Conversely, the GTOS was developed as a prognostic tool specifically for elderly mortality during the index hospitalization and has an AUC of 0.84–0.86.5 , 7 The GTOS is composed of 3 variables: age, Injury Severity Score, and blood transfusion during the first 24 hours of hospitalization.8 Although simple to use and available online, GTOS requires knowledge of transfusion in 24 hours, which delays an accurate mortality estimation.5 TOP, meanwhile, available as a smartphone application, can be applied for prognostication as soon as the patient is admitted from the emergency department. Moreover, it is important to note that although the 2 above calculators provide mortality estimates to geriatric trauma patients, they are not capable of predicting the occurrence of a complication during hospitalization, an ability that is possessed by TOP. Additionally, TOP has the potential to be used as a tool for benchmarking the quality of care among geriatric trauma patients, an area that is being currently explored by the authors.

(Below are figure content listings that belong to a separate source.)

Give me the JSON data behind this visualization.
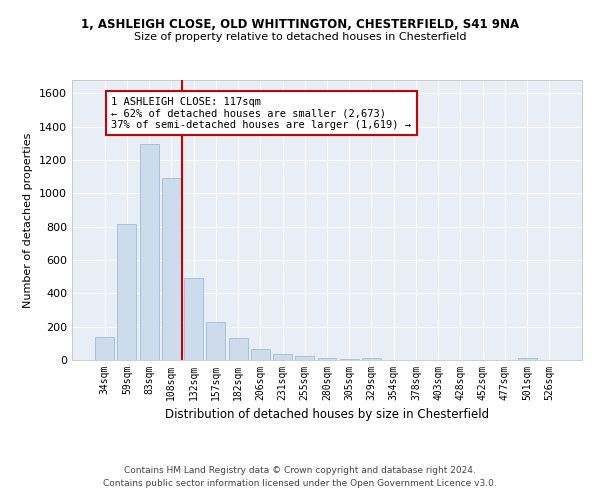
{
  "title_line1": "1, ASHLEIGH CLOSE, OLD WHITTINGTON, CHESTERFIELD, S41 9NA",
  "title_line2": "Size of property relative to detached houses in Chesterfield",
  "xlabel": "Distribution of detached houses by size in Chesterfield",
  "ylabel": "Number of detached properties",
  "bar_color": "#ccdcec",
  "bar_edgecolor": "#9dbdd6",
  "categories": [
    "34sqm",
    "59sqm",
    "83sqm",
    "108sqm",
    "132sqm",
    "157sqm",
    "182sqm",
    "206sqm",
    "231sqm",
    "255sqm",
    "280sqm",
    "305sqm",
    "329sqm",
    "354sqm",
    "378sqm",
    "403sqm",
    "428sqm",
    "452sqm",
    "477sqm",
    "501sqm",
    "526sqm"
  ],
  "values": [
    140,
    815,
    1295,
    1090,
    495,
    230,
    130,
    65,
    38,
    25,
    10,
    5,
    15,
    3,
    3,
    3,
    3,
    3,
    3,
    10,
    3
  ],
  "ylim": [
    0,
    1680
  ],
  "yticks": [
    0,
    200,
    400,
    600,
    800,
    1000,
    1200,
    1400,
    1600
  ],
  "vline_x": 3.5,
  "vline_color": "#cc0000",
  "annotation_text": "1 ASHLEIGH CLOSE: 117sqm\n← 62% of detached houses are smaller (2,673)\n37% of semi-detached houses are larger (1,619) →",
  "annotation_box_color": "#ffffff",
  "annotation_border_color": "#cc0000",
  "footer_line1": "Contains HM Land Registry data © Crown copyright and database right 2024.",
  "footer_line2": "Contains public sector information licensed under the Open Government Licence v3.0.",
  "plot_bg_color": "#e8eef5",
  "fig_bg_color": "#ffffff",
  "grid_color": "#ffffff"
}
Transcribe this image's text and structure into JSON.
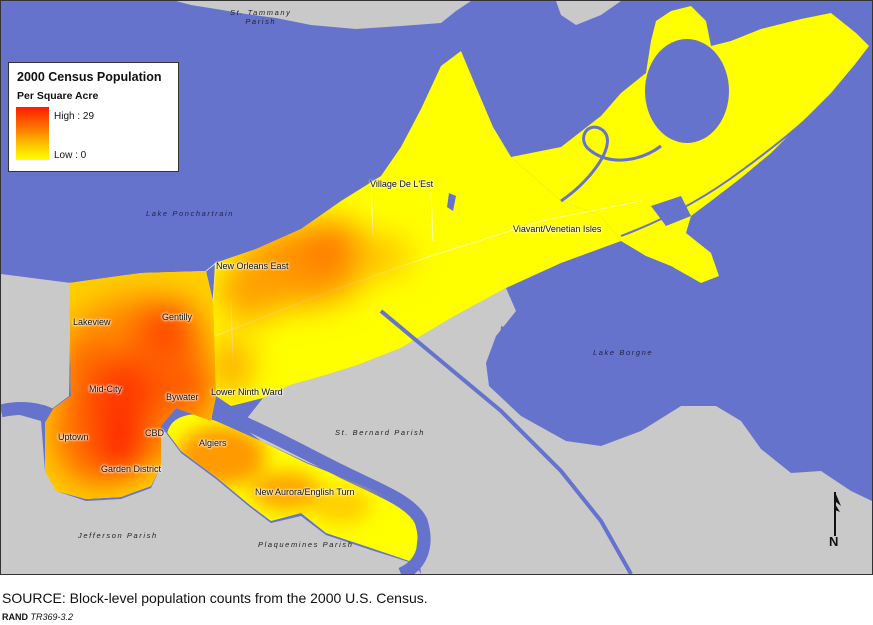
{
  "legend": {
    "title": "2000 Census Population",
    "subtitle": "Per Square Acre",
    "high_label": "High : 29",
    "low_label": "Low : 0",
    "high_color": "#ff1a00",
    "low_color": "#ffff00"
  },
  "neighborhoods": {
    "lakeview": "Lakeview",
    "gentilly": "Gentilly",
    "mid_city": "Mid-City",
    "bywater": "Bywater",
    "lower_ninth_ward": "Lower Ninth Ward",
    "uptown": "Uptown",
    "cbd": "CBD",
    "garden_district": "Garden District",
    "algiers": "Algiers",
    "new_aurora": "New Aurora/English Turn",
    "new_orleans_east": "New Orleans East",
    "village_de_lest": "Village De L'Est",
    "viavant": "Viavant/Venetian Isles"
  },
  "parishes": {
    "st_tammany": [
      "St. Tammany",
      "Parish"
    ],
    "st_bernard": "St. Bernard Parish",
    "jefferson": "Jefferson Parish",
    "plaquemines": "Plaquemines Parish"
  },
  "water": {
    "lake_pontchartrain": "Lake Ponchartrain",
    "lake_borgne": "Lake Borgne"
  },
  "north_arrow": {
    "label": "N",
    "icon": "north-arrow-icon"
  },
  "colors": {
    "water": "#6673cc",
    "land": "#c9c9c9",
    "parish_land": "#ffff00"
  },
  "footer": {
    "source": "SOURCE: Block-level population counts from the 2000 U.S. Census.",
    "brand": "RAND",
    "doc_id": "TR369-3.2"
  }
}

Our study has a number of limitations. First, patients with less severe injuries are not included in the ACS-TQIP database. Second, an AI or ML methodology only performs as well as the data it trains on. For the elderly trauma patient, especially those older than 85, the data points currently collected by the ACS-TQIP are not sufficient. Additional information on patients’ cognitive levels, for example, might considerably improve predictions in the geriatric population. Third, the aggregate of all patients in the United States, on which the model is trained, might not be an accurate representation of any specific patient demographic at a local hospital level. Fourth, TOP focuses solely on in-hospital mortality and morbidity risk, which does not provide a complete prognostic picture, since severe traumatic injuries are known to have an increased risk of mortality beyond the index admission.25
In conclusion, TOP is an interpretable and accurate calculator used to predict in-hospital mortality and complications in the geriatric trauma patient up to the age 85 years. TOP could prove useful for bedside counseling of elderly patients and their families regarding the risk of mortality and could guide important goals of care discussions in this population.
Funding/Support
This study was supported by a grant from CRICO/Risk Management Foundation of the Harvard Medical Institutions.
Conflict of interest/Disclosure
Drs Zhou, Dunn, and Bertsimas are founders of Interpretable AI.